Still, the man became a cause célèbre. Amnesty International adopted him. He was on the cover of Time ("a story as twisted as the thin bands of highway that corduroy the mountainous tip of southwestern Virginia, a remote pocket of mining country where the river runs black with coal dust in the spring"). The New York Times fingered someone else as the "real killer." Pope John Paul II asked then-Virginia governor Doug Wilder to spare Coleman's life. But none of that worked, and Coleman went to the chair.
The creepiest part of it all? That Roger Keith Coleman's many self-deluded supporters are "disappointed" he died a guilty man--that they'd rather Virginia had executed a genuinely innocent person. Alas, it wasn't to be, as Boston College law school professor Phyllis Goldfarb ruefully told the Post: "The opportunity to bring new people into the abolitionist movement has been lost."
Rhymes with Daffy
Libya's Muammar Qaddafi delivered himself of some important insights on Libyan TV on January 5, translated courtesy of the Middle East Media Research Institute:
* On defense spending: "In our current circumstances, we don't need to buy tanks, airplanes, missiles, or other huge things like this. . . . If every Libyan is booby-trapped, every car is booby-trapped, every house is booby-trapped, and every road is booby-trapped--the enemy will not be able to survive."
* On his newfound pro-Americanism: "Right now, I have nothing against America, except for the fact that it opposes the Palestinian people and is destroying Iraq. Apart from this, America and I agree on everything."
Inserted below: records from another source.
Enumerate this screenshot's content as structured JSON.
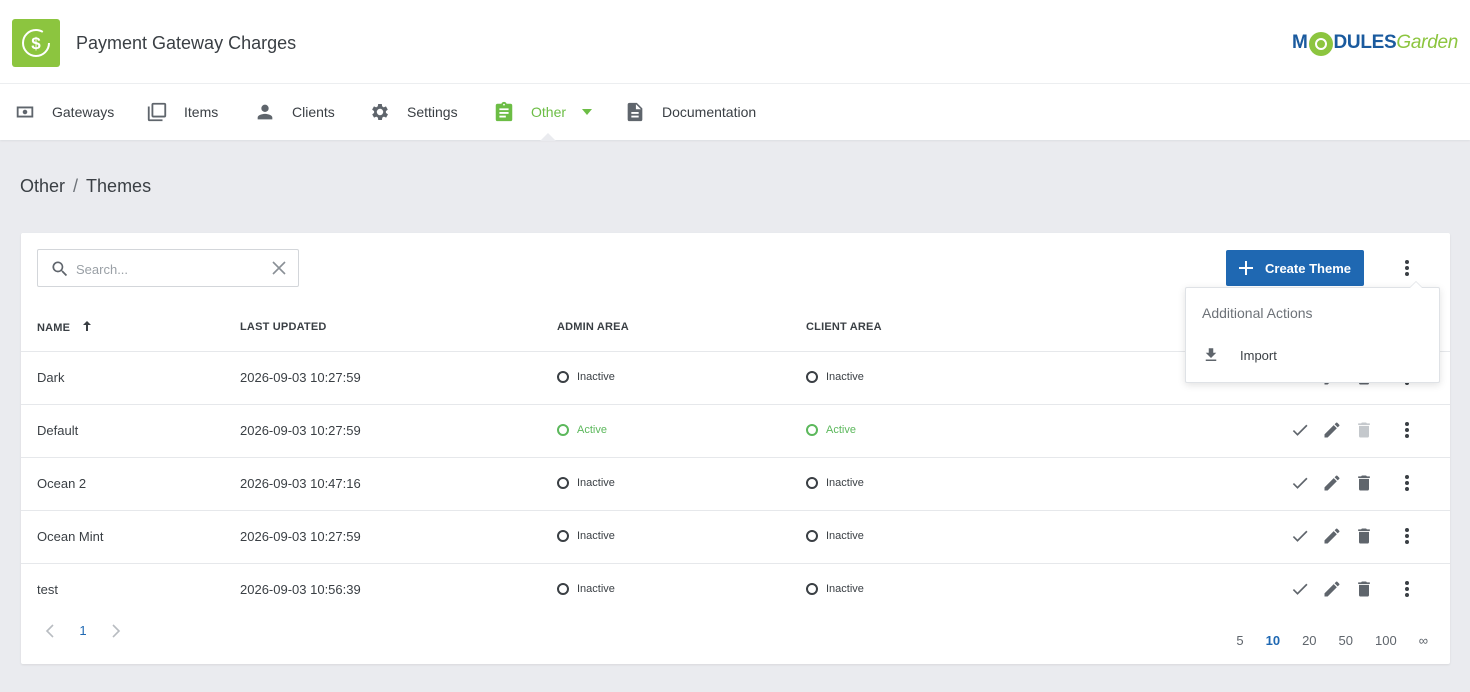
{
  "app": {
    "title": "Payment Gateway Charges"
  },
  "brand": {
    "part1": "M",
    "part2": "DULES",
    "part3": "Garden"
  },
  "nav": {
    "items": [
      {
        "label": "Gateways",
        "icon": "money-icon"
      },
      {
        "label": "Items",
        "icon": "copy-icon"
      },
      {
        "label": "Clients",
        "icon": "person-icon"
      },
      {
        "label": "Settings",
        "icon": "gear-icon"
      },
      {
        "label": "Other",
        "icon": "clipboard-icon",
        "active": true
      },
      {
        "label": "Documentation",
        "icon": "document-icon"
      }
    ]
  },
  "breadcrumb": {
    "parent": "Other",
    "separator": "/",
    "current": "Themes"
  },
  "search": {
    "placeholder": "Search...",
    "value": ""
  },
  "toolbar": {
    "create_label": "Create Theme"
  },
  "table": {
    "headers": {
      "name": "NAME",
      "updated": "LAST UPDATED",
      "admin": "ADMIN AREA",
      "client": "CLIENT AREA"
    },
    "rows": [
      {
        "name": "Dark",
        "updated": "2026-09-03 10:27:59",
        "admin": "Inactive",
        "client": "Inactive"
      },
      {
        "name": "Default",
        "updated": "2026-09-03 10:27:59",
        "admin": "Active",
        "client": "Active"
      },
      {
        "name": "Ocean 2",
        "updated": "2026-09-03 10:47:16",
        "admin": "Inactive",
        "client": "Inactive"
      },
      {
        "name": "Ocean Mint",
        "updated": "2026-09-03 10:27:59",
        "admin": "Inactive",
        "client": "Inactive"
      },
      {
        "name": "test",
        "updated": "2026-09-03 10:56:39",
        "admin": "Inactive",
        "client": "Inactive"
      }
    ]
  },
  "pagination": {
    "current_page": "1",
    "page_sizes": [
      "5",
      "10",
      "20",
      "50",
      "100",
      "∞"
    ],
    "selected_size": "10"
  },
  "dropdown": {
    "title": "Additional Actions",
    "items": [
      {
        "label": "Import",
        "icon": "download-icon"
      }
    ]
  },
  "colors": {
    "accent_green": "#8cc53f",
    "active_nav": "#6cbd45",
    "primary_blue": "#1f68b2",
    "status_active": "#5cb85c"
  }
}
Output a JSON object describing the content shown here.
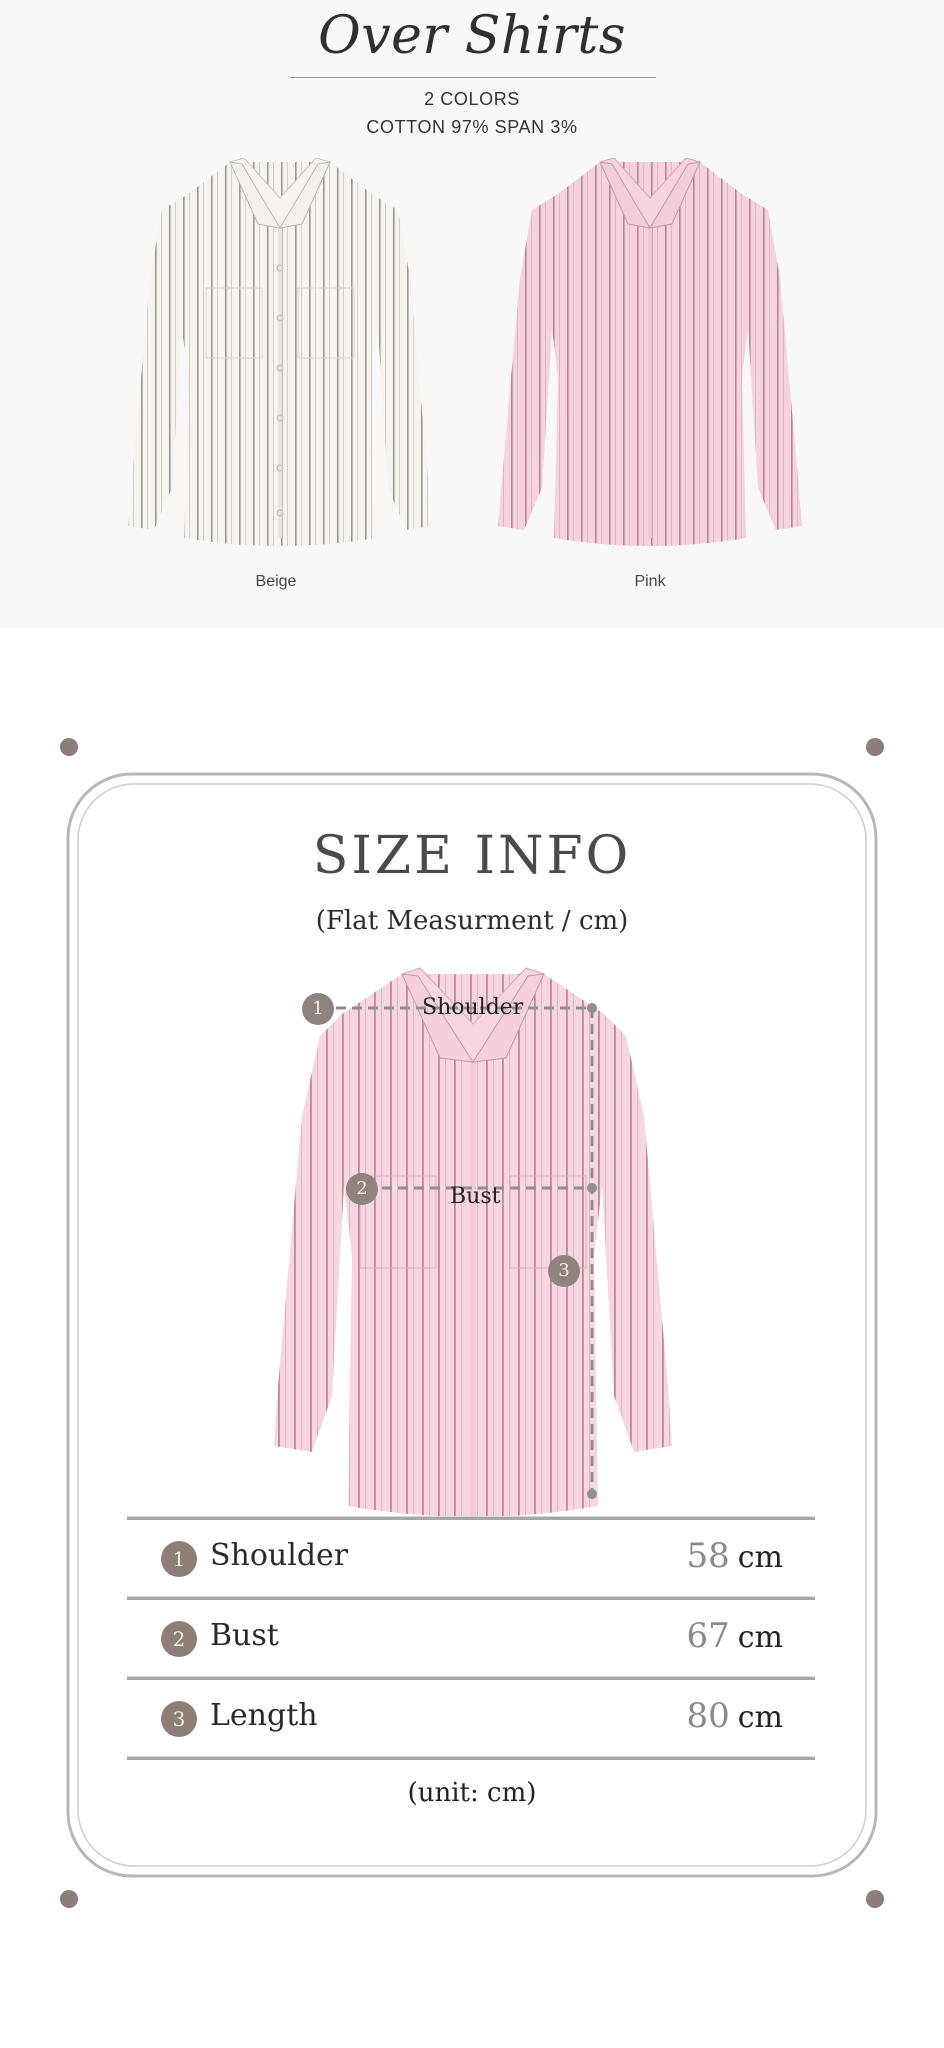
{
  "header": {
    "title": "Over Shirts",
    "colors_line": "2 COLORS",
    "fabric_line": "COTTON 97% SPAN 3%"
  },
  "variants": [
    {
      "label": "Beige",
      "base_color": "#f7f4ef",
      "stripe_color": "#9a9893"
    },
    {
      "label": "Pink",
      "base_color": "#f4d3dd",
      "stripe_color": "#b88392"
    }
  ],
  "size_info": {
    "title": "SIZE INFO",
    "subtitle": "(Flat Measurment / cm)",
    "diagram_labels": {
      "shoulder": "Shoulder",
      "bust": "Bust",
      "badge_1": "1",
      "badge_2": "2",
      "badge_3": "3"
    },
    "rows": [
      {
        "number": "1",
        "name": "Shoulder",
        "value": "58",
        "unit": "cm"
      },
      {
        "number": "2",
        "name": "Bust",
        "value": "67",
        "unit": "cm"
      },
      {
        "number": "3",
        "name": "Length",
        "value": "80",
        "unit": "cm"
      }
    ],
    "unit_note": "(unit: cm)"
  },
  "colors": {
    "badge": "#8d7f78",
    "frame": "#b9b6b3",
    "top_background": "#f8f8f8"
  }
}
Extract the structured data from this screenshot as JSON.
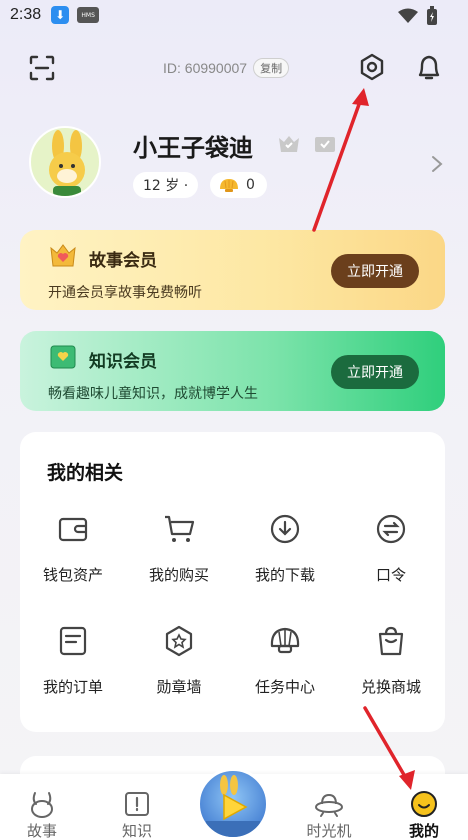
{
  "status_bar": {
    "time": "2:38",
    "hms_label": "HMS"
  },
  "header": {
    "user_id": "ID: 60990007",
    "copy_label": "复制"
  },
  "profile": {
    "username": "小王子袋迪",
    "age": "12 岁 ·",
    "coins": "0"
  },
  "vip_cards": [
    {
      "title": "故事会员",
      "desc": "开通会员享故事免费畅听",
      "button": "立即开通"
    },
    {
      "title": "知识会员",
      "desc": "畅看趣味儿童知识，成就博学人生",
      "button": "立即开通"
    }
  ],
  "related": {
    "title": "我的相关",
    "items": [
      {
        "label": "钱包资产",
        "icon": "wallet-icon"
      },
      {
        "label": "我的购买",
        "icon": "cart-icon"
      },
      {
        "label": "我的下载",
        "icon": "download-icon"
      },
      {
        "label": "口令",
        "icon": "exchange-icon"
      },
      {
        "label": "我的订单",
        "icon": "order-icon"
      },
      {
        "label": "勋章墙",
        "icon": "medal-icon"
      },
      {
        "label": "任务中心",
        "icon": "shell-icon"
      },
      {
        "label": "兑换商城",
        "icon": "shopping-bag-icon"
      }
    ]
  },
  "tabbar": {
    "items": [
      {
        "label": "故事",
        "icon": "bunny-icon"
      },
      {
        "label": "知识",
        "icon": "book-icon"
      },
      {
        "label": "时光机",
        "icon": "ufo-icon"
      },
      {
        "label": "我的",
        "icon": "smile-icon",
        "active": true
      }
    ]
  },
  "colors": {
    "annotation_arrow": "#e0242b",
    "story_button": "#6b3f1c",
    "knowledge_button": "#1b6b3e"
  }
}
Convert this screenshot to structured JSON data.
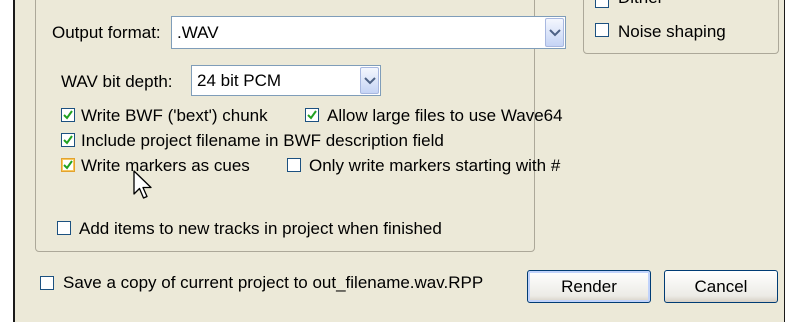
{
  "output_format": {
    "label": "Output format:",
    "value": ".WAV"
  },
  "side_options": {
    "partial_label": "Dither",
    "noise_shaping": "Noise shaping"
  },
  "wav_bit_depth": {
    "label": "WAV bit depth:",
    "value": "24 bit PCM"
  },
  "options": {
    "write_bwf": "Write BWF ('bext') chunk",
    "allow_large": "Allow large files to use Wave64",
    "include_filename": "Include project filename in BWF description field",
    "write_markers": "Write markers as cues",
    "only_markers": "Only write markers starting with #"
  },
  "add_items": "Add items to new tracks in project when finished",
  "save_copy": "Save a copy of current project to out_filename.wav.RPP",
  "buttons": {
    "render": "Render",
    "cancel": "Cancel"
  },
  "checkbox_states": {
    "write_bwf": true,
    "allow_large": true,
    "include_filename": true,
    "write_markers": true,
    "only_markers": false,
    "noise_shaping": false,
    "add_items": false,
    "save_copy": false
  }
}
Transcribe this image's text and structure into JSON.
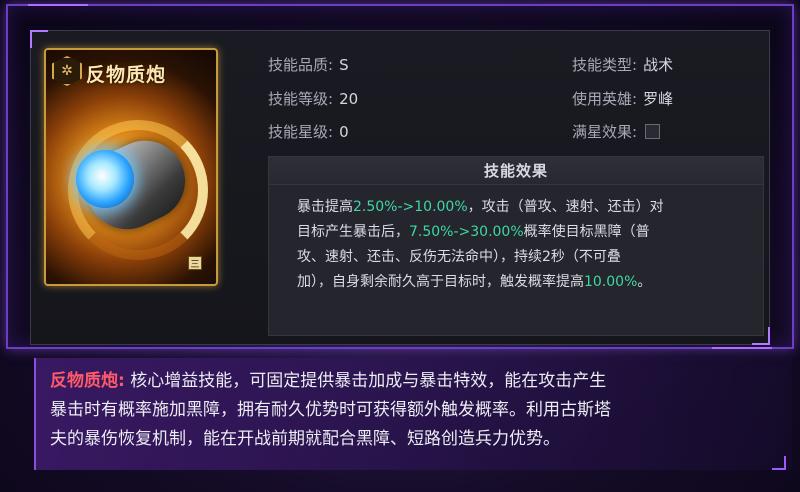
{
  "skill": {
    "name": "反物质炮",
    "card_emblem_icon": "hex-emblem-icon",
    "star_badge": "三"
  },
  "attributes": {
    "quality_label": "技能品质:",
    "quality_value": "S",
    "level_label": "技能等级:",
    "level_value": "20",
    "star_label": "技能星级:",
    "star_value": "0",
    "type_label": "技能类型:",
    "type_value": "战术",
    "hero_label": "使用英雄:",
    "hero_value": "罗峰",
    "full_star_label": "满星效果:",
    "full_star_checked": false
  },
  "effect": {
    "title": "技能效果",
    "t1": "暴击提高",
    "g1": "2.50%->10.00%",
    "t2": "，攻击（普攻、速射、还击）对",
    "t3": "目标产生暴击后，",
    "g2": "7.50%->30.00%",
    "t4": "概率使目标黑障（普",
    "t5": "攻、速射、还击、反伤无法命中），持续2秒（不可叠",
    "t6": "加），自身剩余耐久高于目标时，触发概率提高",
    "g3": "10.00%",
    "t7": "。"
  },
  "description": {
    "title": "反物质炮:",
    "line1": " 核心增益技能，可固定提供暴击加成与暴击特效，能在攻击产生",
    "line2": "暴击时有概率施加黑障，拥有耐久优势时可获得额外触发概率。利用古斯塔",
    "line3": "夫的暴伤恢复机制，能在开战前期就配合黑障、短路创造兵力优势。"
  },
  "colors": {
    "accent_green": "#3fd6a8",
    "accent_red": "#ff5a6a",
    "frame_purple": "#6b3fc0"
  }
}
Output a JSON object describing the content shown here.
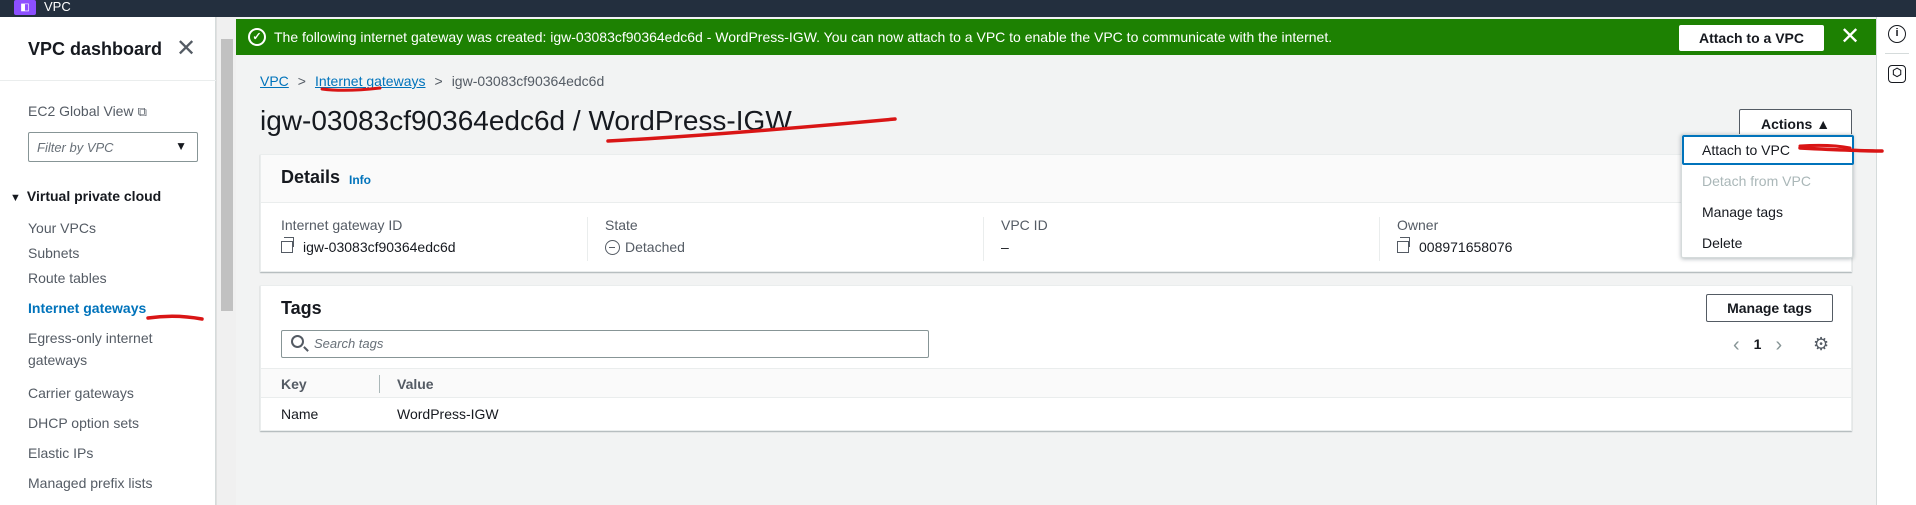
{
  "topbar": {
    "service_name": "VPC"
  },
  "sidebar": {
    "title": "VPC dashboard",
    "ec2_global_view": "EC2 Global View",
    "filter_placeholder": "Filter by VPC",
    "section_label": "Virtual private cloud",
    "items": [
      {
        "label": "Your VPCs"
      },
      {
        "label": "Subnets"
      },
      {
        "label": "Route tables"
      },
      {
        "label": "Internet gateways"
      },
      {
        "label": "Egress-only internet"
      },
      {
        "label": "gateways"
      },
      {
        "label": "Carrier gateways"
      },
      {
        "label": "DHCP option sets"
      },
      {
        "label": "Elastic IPs"
      },
      {
        "label": "Managed prefix lists"
      }
    ]
  },
  "flash": {
    "message": "The following internet gateway was created: igw-03083cf90364edc6d - WordPress-IGW. You can now attach to a VPC to enable the VPC to communicate with the internet.",
    "action_label": "Attach to a VPC"
  },
  "breadcrumb": {
    "vpc": "VPC",
    "internet_gateways": "Internet gateways",
    "current": "igw-03083cf90364edc6d"
  },
  "page_title": "igw-03083cf90364edc6d / WordPress-IGW",
  "actions": {
    "label": "Actions",
    "menu": {
      "attach": "Attach to VPC",
      "detach": "Detach from VPC",
      "manage_tags": "Manage tags",
      "delete": "Delete"
    }
  },
  "details": {
    "title": "Details",
    "info": "Info",
    "gateway_id_label": "Internet gateway ID",
    "gateway_id": "igw-03083cf90364edc6d",
    "state_label": "State",
    "state": "Detached",
    "vpc_id_label": "VPC ID",
    "vpc_id": "–",
    "owner_label": "Owner",
    "owner": "008971658076"
  },
  "tags": {
    "title": "Tags",
    "manage_tags": "Manage tags",
    "search_placeholder": "Search tags",
    "page": "1",
    "col_key": "Key",
    "col_value": "Value",
    "rows": [
      {
        "key": "Name",
        "value": "WordPress-IGW"
      }
    ]
  },
  "colors": {
    "success": "#1d8102",
    "link": "#0073bb",
    "annotation": "#d91515"
  }
}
* On the Arab origins of democracy: "The word 'democracy' means duhama-karasi. The duhama [common people] are on the karasi [seats]. When the common people take the seats--that's democracy. But if the people do not take the seats, that's not democracy. . . . Demo-karasi is an Arabic word."
* On the supposed injection of 400 Libyan Children with AIDS by Bulgarian nurses: "We asked the nurses: Who gave you this virus? The countries that defend these nurses should be blamed for being behind this plan. These countries' intelligence gave the virus to the nurses. If the report is true, it is serious. . . . In this day and age, a country allows its intelligence to conduct an experiment on the children of another nation, by means of medical delegation? This is abominable, if it's true."